Figure 2.

Six-month-old SS mice show increased resistive index (RI) and flow velocity (MV and PSV), but no sign for proliferative-obstructive vasculopathy in the carotid artery. (A) Six-month-old SS mice (n=9) showed a greater RI (0.77±0.0; AA: 0.68±0.01; AS: 0.69±0.02), MV (208.3±18.94 mm/sec; AA: 157±5.41; AS: 214.3±15.46), and PSV (403±35.69 mm/sec; AA: 286.1±12.36; AS: 356.4±25.99) in the carotid artery compared than AA (n=7) and AS (n=8) mice. Shown are mean ± SEM. The p-values were determined by one-way ANOVA and post hoc Newman-Keuls test.

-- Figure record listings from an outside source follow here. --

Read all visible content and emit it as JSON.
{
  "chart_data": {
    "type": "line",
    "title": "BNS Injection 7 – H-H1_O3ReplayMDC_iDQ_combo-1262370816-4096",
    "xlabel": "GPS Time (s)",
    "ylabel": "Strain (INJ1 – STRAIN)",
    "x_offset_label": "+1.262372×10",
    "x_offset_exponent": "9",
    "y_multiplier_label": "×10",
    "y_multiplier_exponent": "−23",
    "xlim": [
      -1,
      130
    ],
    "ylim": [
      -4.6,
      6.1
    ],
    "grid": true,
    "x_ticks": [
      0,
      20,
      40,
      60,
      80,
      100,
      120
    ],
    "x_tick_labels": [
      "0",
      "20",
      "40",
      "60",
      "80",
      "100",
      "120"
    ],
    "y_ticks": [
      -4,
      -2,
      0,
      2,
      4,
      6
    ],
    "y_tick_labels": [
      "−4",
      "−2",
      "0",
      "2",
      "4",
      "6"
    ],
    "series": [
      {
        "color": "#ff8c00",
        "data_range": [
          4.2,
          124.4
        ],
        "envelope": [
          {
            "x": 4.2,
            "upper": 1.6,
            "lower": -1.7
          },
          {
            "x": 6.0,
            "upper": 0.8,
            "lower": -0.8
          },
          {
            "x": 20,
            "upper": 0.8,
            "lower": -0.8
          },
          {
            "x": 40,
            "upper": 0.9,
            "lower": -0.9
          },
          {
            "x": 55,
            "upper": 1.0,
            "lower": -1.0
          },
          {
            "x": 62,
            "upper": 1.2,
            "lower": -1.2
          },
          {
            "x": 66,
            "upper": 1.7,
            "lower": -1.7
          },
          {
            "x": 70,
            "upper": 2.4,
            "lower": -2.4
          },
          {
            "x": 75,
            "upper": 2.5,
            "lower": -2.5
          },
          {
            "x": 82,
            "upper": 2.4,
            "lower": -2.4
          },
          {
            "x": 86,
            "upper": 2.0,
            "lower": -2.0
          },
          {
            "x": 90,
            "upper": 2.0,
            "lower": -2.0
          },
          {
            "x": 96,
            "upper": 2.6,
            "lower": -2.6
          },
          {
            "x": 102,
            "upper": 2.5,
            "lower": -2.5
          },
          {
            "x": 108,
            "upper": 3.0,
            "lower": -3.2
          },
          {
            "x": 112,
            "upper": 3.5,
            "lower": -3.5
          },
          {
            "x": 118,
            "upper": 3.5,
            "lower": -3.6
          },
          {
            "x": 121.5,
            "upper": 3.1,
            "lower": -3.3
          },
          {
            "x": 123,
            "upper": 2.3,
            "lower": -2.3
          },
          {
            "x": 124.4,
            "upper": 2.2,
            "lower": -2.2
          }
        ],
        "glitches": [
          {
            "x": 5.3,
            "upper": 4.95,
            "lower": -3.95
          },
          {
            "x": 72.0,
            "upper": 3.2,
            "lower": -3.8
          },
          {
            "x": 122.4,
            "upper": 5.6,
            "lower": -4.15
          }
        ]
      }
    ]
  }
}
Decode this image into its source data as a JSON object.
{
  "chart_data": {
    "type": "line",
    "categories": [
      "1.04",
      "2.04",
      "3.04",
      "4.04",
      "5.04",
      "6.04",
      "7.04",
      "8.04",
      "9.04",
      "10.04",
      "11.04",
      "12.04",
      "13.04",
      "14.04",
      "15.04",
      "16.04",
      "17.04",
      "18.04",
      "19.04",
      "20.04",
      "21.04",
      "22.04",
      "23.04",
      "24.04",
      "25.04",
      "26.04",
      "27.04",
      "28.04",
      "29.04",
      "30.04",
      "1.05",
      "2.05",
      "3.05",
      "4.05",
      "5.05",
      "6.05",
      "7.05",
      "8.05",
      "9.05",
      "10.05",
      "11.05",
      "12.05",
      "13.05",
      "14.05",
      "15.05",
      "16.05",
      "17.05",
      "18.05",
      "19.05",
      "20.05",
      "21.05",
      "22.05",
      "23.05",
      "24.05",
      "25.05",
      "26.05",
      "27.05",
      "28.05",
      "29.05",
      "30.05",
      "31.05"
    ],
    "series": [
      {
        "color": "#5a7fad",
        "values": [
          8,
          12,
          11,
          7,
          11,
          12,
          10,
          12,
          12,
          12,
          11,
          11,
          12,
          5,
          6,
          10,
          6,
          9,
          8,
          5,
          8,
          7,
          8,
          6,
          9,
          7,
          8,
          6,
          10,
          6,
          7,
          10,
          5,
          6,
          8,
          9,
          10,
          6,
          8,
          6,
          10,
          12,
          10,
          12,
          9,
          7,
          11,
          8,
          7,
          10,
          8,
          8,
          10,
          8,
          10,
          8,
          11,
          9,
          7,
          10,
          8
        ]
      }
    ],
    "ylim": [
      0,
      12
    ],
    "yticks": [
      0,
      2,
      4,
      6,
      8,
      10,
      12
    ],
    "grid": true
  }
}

NS: p>0.05. (B) Typical Doppler pulse-waveforms in the carotid artery of AA, AS, and SS mice. (C) The carotid arteries of AA, AS, and SS mice showed comparable intensity for the internal elastic membrane (green) and anti-smooth muscle actin labeling (SMA, red), counter-stained by DAPI (blue, n=3 for each genotype). The immunostaining intensity was quantified and compared by t-test. Note that SS mice showed no evidence of duplication-interruption of the internal elastic lamina or hypertrophy of peri-vascular smooth muscle that was detected in SCA patients with overt stroke.^4,5 (D) Immunofluorescence labeling showed ectopic P-Selectin (a marker for endothelial activation) and Plasminogen Activator Inhibitor-1 (PAI-1) expression in the cerebral blood vessel wall of SS mice, but not in AA or AS mice (n=3 for each genotype). The intensity of immunostaining was quantified for comparison by t-test. Likewise, immunoblotting showed consistent anti-PAI-1 signals in SS, but not AA or AS mouse brains. Shown in immunoblot are 3 mice for each genotype. Scale bar: 40 μm in C, 50 μm in D.